山北町の人形作家・露木盛枝さん(87)による和紙人形展が10月15日(日)まで町立生涯学習センターで開かれている。ユネスコ無形文化遺産に登録された「山北のお峰入り」の記念公演(10月8日(日))に合わせた企画で、お峰入りを表現する約60体の人形が並ぶ。
町内の保育園等に務め、退職して数年経った65歳頃から「ひとりでもできる趣味を」と本格的に人形創作を始めた露木さん。これまでに作った作品は4、500点を超えるという。
モチーフは都度異なるがふるさとの「まつり」と「伝統芸能」シリーズは自身の代表作。いずれも単体の人形としてでなく「場面」で表現するので、一体一体に配役がある。1つのテーマに30体以上の人形が登場することもあり、ずらりと並んだ独特の世界は圧巻だ。
「見る人に、自由に思い出を重ねてほしい」という考えから、人形に顔を描かないのも特徴の一つ。これまでも幾度となく同館で発表してきたが、精巧なデザインと、あたたかい作風が訪れる人たちの目を楽しませている。
今回、記念公演に合わせた展示を町に依頼されたことに露木さんは「何よりうれしいこと」と声を弾ませる。
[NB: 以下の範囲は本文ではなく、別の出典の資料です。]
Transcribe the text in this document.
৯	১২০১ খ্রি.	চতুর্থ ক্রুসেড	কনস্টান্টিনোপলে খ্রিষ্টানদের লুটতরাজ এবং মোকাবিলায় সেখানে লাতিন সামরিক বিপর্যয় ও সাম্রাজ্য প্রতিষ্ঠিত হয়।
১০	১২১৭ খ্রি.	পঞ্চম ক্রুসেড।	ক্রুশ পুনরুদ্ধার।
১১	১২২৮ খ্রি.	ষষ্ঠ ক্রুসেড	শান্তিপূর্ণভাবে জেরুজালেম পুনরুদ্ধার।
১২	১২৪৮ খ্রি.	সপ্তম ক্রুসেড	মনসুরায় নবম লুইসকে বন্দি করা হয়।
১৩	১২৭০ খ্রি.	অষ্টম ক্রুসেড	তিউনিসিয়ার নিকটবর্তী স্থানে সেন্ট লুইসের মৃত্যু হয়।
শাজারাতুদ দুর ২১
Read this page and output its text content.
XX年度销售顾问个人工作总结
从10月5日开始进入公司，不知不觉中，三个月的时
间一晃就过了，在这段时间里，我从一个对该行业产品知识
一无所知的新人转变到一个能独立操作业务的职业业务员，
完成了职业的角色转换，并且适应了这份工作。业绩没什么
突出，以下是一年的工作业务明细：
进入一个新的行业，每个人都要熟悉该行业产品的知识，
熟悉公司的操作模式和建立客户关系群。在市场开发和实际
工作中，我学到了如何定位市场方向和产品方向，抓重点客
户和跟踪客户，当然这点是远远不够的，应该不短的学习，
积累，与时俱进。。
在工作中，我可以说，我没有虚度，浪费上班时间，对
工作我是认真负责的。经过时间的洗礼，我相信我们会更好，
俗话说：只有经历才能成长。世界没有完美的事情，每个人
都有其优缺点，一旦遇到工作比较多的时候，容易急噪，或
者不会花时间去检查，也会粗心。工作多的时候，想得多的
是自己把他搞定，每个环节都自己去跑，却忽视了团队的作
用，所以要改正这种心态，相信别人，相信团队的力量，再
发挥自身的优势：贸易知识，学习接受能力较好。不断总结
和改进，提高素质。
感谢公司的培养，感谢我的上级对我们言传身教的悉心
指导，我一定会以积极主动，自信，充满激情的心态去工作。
初めて見たお峰入りは1953年。自身が高校生の時で、当時の県知事が山北を訪れた時の公演。その後、国指定重要無形民俗文化財に指定された時にもう1回。そして、ユネスコの無形文化遺産に登録された今回、3回目を見ることになる。「節目に立ち会えたこと、そして、展示という形でその一端に関われたことに、私も人形さんも感謝です」と話す。
来春、米寿記念の個展も予定しているが「いつまで元気でいられるかはわからない」と、今回の展示に全精力を傾け、新たに30体を追加したという。展示上方にはふるさとの園児たちのぬり絵も並び「幸せも倍増ですね」と笑顔だった。